Turn Right at Machu Picchu: Rediscovering the Lost City One Step at a Time – Mark Adams (2011)

Mark Adams has been an adventure magazine editor for most of his career, and yet he wasn’t the most adventurous traveler in the world. He couldn’t remember the last time he went camping or carried a heavy backpack, so when the time arrived to mark the centennial of Hiram Bingham III’s “discovery” of the Lost City of Machu Picchu, he successfully pitched his idea of him traveling to Peru to follow in Bingham’s tracks, lack of experience and all.

I wasn’t that well versed in Machu Picchu, only having heard it briefly mentioned in other people’s travel stories, but I did relate to Adam’s complete lack of adventuresome skills and experience. (Camping – bleugh.) As the book progresses, we learn in alternate chapters about the journeys of both Bingham and Adams and how history progressed.

Adams is a good writer, plenty of self-deprecation and wit, and has organized the book very well to keep both his story and the history of the Machu Picchu expedition clear in your head. There is one map at the beginning of the book, but to be honest, it’s not very clear and not that helpful so I googled various locations as the book progressed. I learned a lot about the early Inca history, about the history of Peru, about the early history of Machu Picchu – and it all fit very well together. Additionally, Adams did a good job of blending the present in with the past, reporting how there was (at that time of printing) still some controversy as to who really “owned” the relics dug up there – Yale or the country of Peru. (This has since been sorted out, and Peru was given the historic remains as it should have been.)
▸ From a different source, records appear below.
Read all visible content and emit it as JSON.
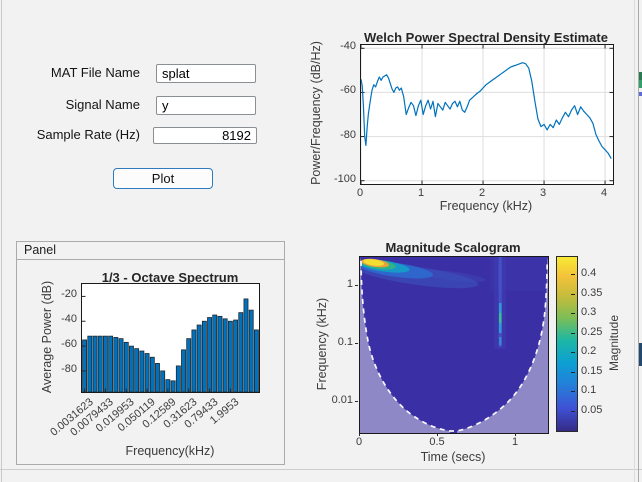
{
  "form": {
    "fields": [
      {
        "label": "MAT File Name",
        "value": "splat",
        "type": "text"
      },
      {
        "label": "Signal Name",
        "value": "y",
        "type": "text"
      },
      {
        "label": "Sample Rate (Hz)",
        "value": "8192",
        "type": "numeric"
      }
    ],
    "plot_button_label": "Plot"
  },
  "panel": {
    "title": "Panel"
  },
  "chart_data": [
    {
      "type": "line",
      "title": "Welch Power Spectral Density Estimate",
      "xlabel": "Frequency (kHz)",
      "ylabel": "Power/Frequency (dB/Hz)",
      "xlim": [
        0,
        4.13
      ],
      "ylim": [
        -101.5,
        -38.5
      ],
      "xticks": [
        0,
        1,
        2,
        3,
        4
      ],
      "yticks": [
        -40,
        -60,
        -80,
        -100
      ],
      "grid": true,
      "line_color": "#0072BD",
      "x": [
        0,
        0.02,
        0.04,
        0.06,
        0.08,
        0.1,
        0.12,
        0.15,
        0.18,
        0.21,
        0.24,
        0.27,
        0.3,
        0.33,
        0.36,
        0.39,
        0.42,
        0.45,
        0.48,
        0.51,
        0.54,
        0.57,
        0.6,
        0.63,
        0.66,
        0.7,
        0.74,
        0.78,
        0.82,
        0.86,
        0.9,
        0.94,
        0.98,
        1.02,
        1.06,
        1.1,
        1.14,
        1.18,
        1.22,
        1.26,
        1.3,
        1.34,
        1.38,
        1.42,
        1.46,
        1.5,
        1.54,
        1.58,
        1.62,
        1.66,
        1.7,
        1.74,
        1.78,
        1.82,
        1.86,
        1.9,
        1.95,
        2.0,
        2.05,
        2.1,
        2.15,
        2.2,
        2.25,
        2.3,
        2.35,
        2.4,
        2.45,
        2.5,
        2.55,
        2.6,
        2.65,
        2.7,
        2.75,
        2.8,
        2.85,
        2.9,
        2.95,
        3.0,
        3.05,
        3.1,
        3.15,
        3.2,
        3.25,
        3.3,
        3.35,
        3.4,
        3.45,
        3.5,
        3.55,
        3.6,
        3.65,
        3.7,
        3.75,
        3.8,
        3.85,
        3.9,
        3.95,
        4.0,
        4.05,
        4.1
      ],
      "y": [
        -54,
        -57,
        -66,
        -80,
        -84,
        -76,
        -70,
        -64,
        -59,
        -56.5,
        -57.5,
        -55,
        -53,
        -54.5,
        -53,
        -52.5,
        -52,
        -53.5,
        -56,
        -58.5,
        -60,
        -58,
        -57.5,
        -59,
        -58,
        -62,
        -70,
        -67,
        -64.5,
        -66,
        -70.5,
        -66,
        -63.5,
        -70,
        -66,
        -63.5,
        -67.5,
        -64,
        -71,
        -65,
        -66.5,
        -68,
        -64.5,
        -66,
        -67.5,
        -65,
        -64,
        -66.5,
        -64,
        -68,
        -69,
        -66.5,
        -63.5,
        -62.5,
        -61.5,
        -60.5,
        -59.5,
        -58,
        -56.5,
        -55.5,
        -54.5,
        -53.5,
        -52.5,
        -51.5,
        -50.5,
        -49.5,
        -48.5,
        -48,
        -47.5,
        -47,
        -46.5,
        -47,
        -49,
        -55,
        -64,
        -72,
        -75.5,
        -74.5,
        -77,
        -74.5,
        -76,
        -72.5,
        -74.5,
        -71.5,
        -69,
        -71,
        -68,
        -66,
        -70,
        -66.5,
        -68.5,
        -70,
        -71.5,
        -74,
        -79,
        -82,
        -84.5,
        -86,
        -87.5,
        -90
      ]
    },
    {
      "type": "bar",
      "title": "1/3 - Octave Spectrum",
      "xlabel": "Frequency(kHz)",
      "ylabel": "Average Power (dB)",
      "ylim": [
        -97,
        -10
      ],
      "yticks": [
        -20,
        -40,
        -60,
        -80
      ],
      "xtick_labels": [
        "0.0031623",
        "0.0079433",
        "0.019953",
        "0.050119",
        "0.12589",
        "0.31623",
        "0.79433",
        "1.9953"
      ],
      "xtick_bar_index": [
        0,
        4,
        8,
        12,
        16,
        20,
        24,
        28
      ],
      "bar_color": "#0072BD",
      "bar_edge_color": "#1c1c1c",
      "values": [
        -55,
        -52,
        -52,
        -52,
        -52,
        -52,
        -53,
        -54,
        -57,
        -60,
        -62,
        -64,
        -66,
        -69,
        -74,
        -80,
        -87,
        -88,
        -76,
        -63,
        -54,
        -47,
        -43,
        -40,
        -37,
        -35,
        -36,
        -38,
        -40,
        -39,
        -33,
        -22,
        -31,
        -47
      ]
    },
    {
      "type": "heatmap",
      "title": "Magnitude Scalogram",
      "xlabel": "Time (secs)",
      "ylabel": "Frequency (kHz)",
      "xticks": [
        0,
        0.5,
        1
      ],
      "xlim": [
        0,
        1.205
      ],
      "yscale": "log",
      "yticks_khz": [
        1,
        0.1,
        0.01
      ],
      "ylim_khz": [
        0.0029,
        3.16
      ],
      "colormap": "parula",
      "background_value_color": "#3a2fa5",
      "out_of_cone_color": "#8f88c6",
      "features": [
        {
          "name": "high-energy ridge",
          "time_range": [
            0.02,
            0.55
          ],
          "freq_khz_range": [
            1.3,
            3.0
          ],
          "peak_time": 0.1,
          "peak_freq_khz": 2.4,
          "peak_magnitude": 0.45
        },
        {
          "name": "transient vertical event",
          "time": 0.9,
          "freq_khz_range": [
            0.1,
            3.16
          ],
          "magnitude": 0.2
        },
        {
          "name": "cone-of-influence",
          "style": "white dashed boundary, shaded outside"
        }
      ],
      "colorbar": {
        "label": "Magnitude",
        "ticks": [
          0.05,
          0.1,
          0.15,
          0.2,
          0.25,
          0.3,
          0.35,
          0.4
        ],
        "range": [
          0,
          0.447
        ]
      }
    }
  ]
}
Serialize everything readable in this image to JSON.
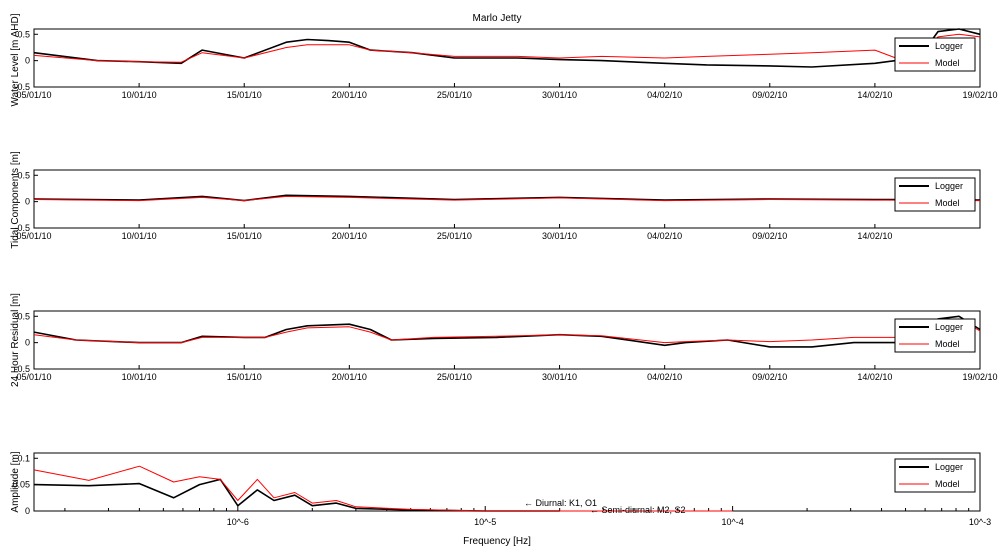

One of the interesting aspects of this whole story was how few ethics Bingham had at that time about respecting the past and who owned what and when. He was a self-promoter extraordinaire and gave himself lots of the accolades for “discovering” the Lost City (even though other explorers had arrived before him, and a handful of Peruvian farmers were already living there when he arrived). He spun his adventure into several books and a whole issue of National Geographic (which was just getting started around then). Obviously, this question of ownership and discovery is not new – consider the controversy of various Egyptian discoveries etc – but what was new was Bingham was the Master of Publicity for himself and for his causes, and society was ripe and looking for a dashing explorer hero. He fit the bill.

Along with this history was also the story of Adams and his own particular journey to the Lost City with his Australian guide (rather a Crocodile Dundee kind of guy), along with their mule handlers and porters, all of whom seemed to have good stories. Adams did a good job of this – he admitted his lack of camping experience and demonstrated some of his hard-learned lessons from hiking – and yet he was very respectful of the Peruvians who provided all the support for this trip and without whom, he would have been cold and hungry. Adams also brings into the picture the various other players that have been involved at various points in the MP controversy:  the wife of the former Peruvian president, a secluded amateur scholar who lives in a tent in Alaska, and the reactions of his family and his editors.

An enjoyable read where I also learned a lot – highly recommended.

(Another interesting fact: rapper Tupac Shukar was named after Tupac Amaru II, a Peruvian revolutionary who led an indigenous uprising against Spain. Tupac’s mum and dad were active members of the Black Panther party in NY and obviously had high hopes for their son.)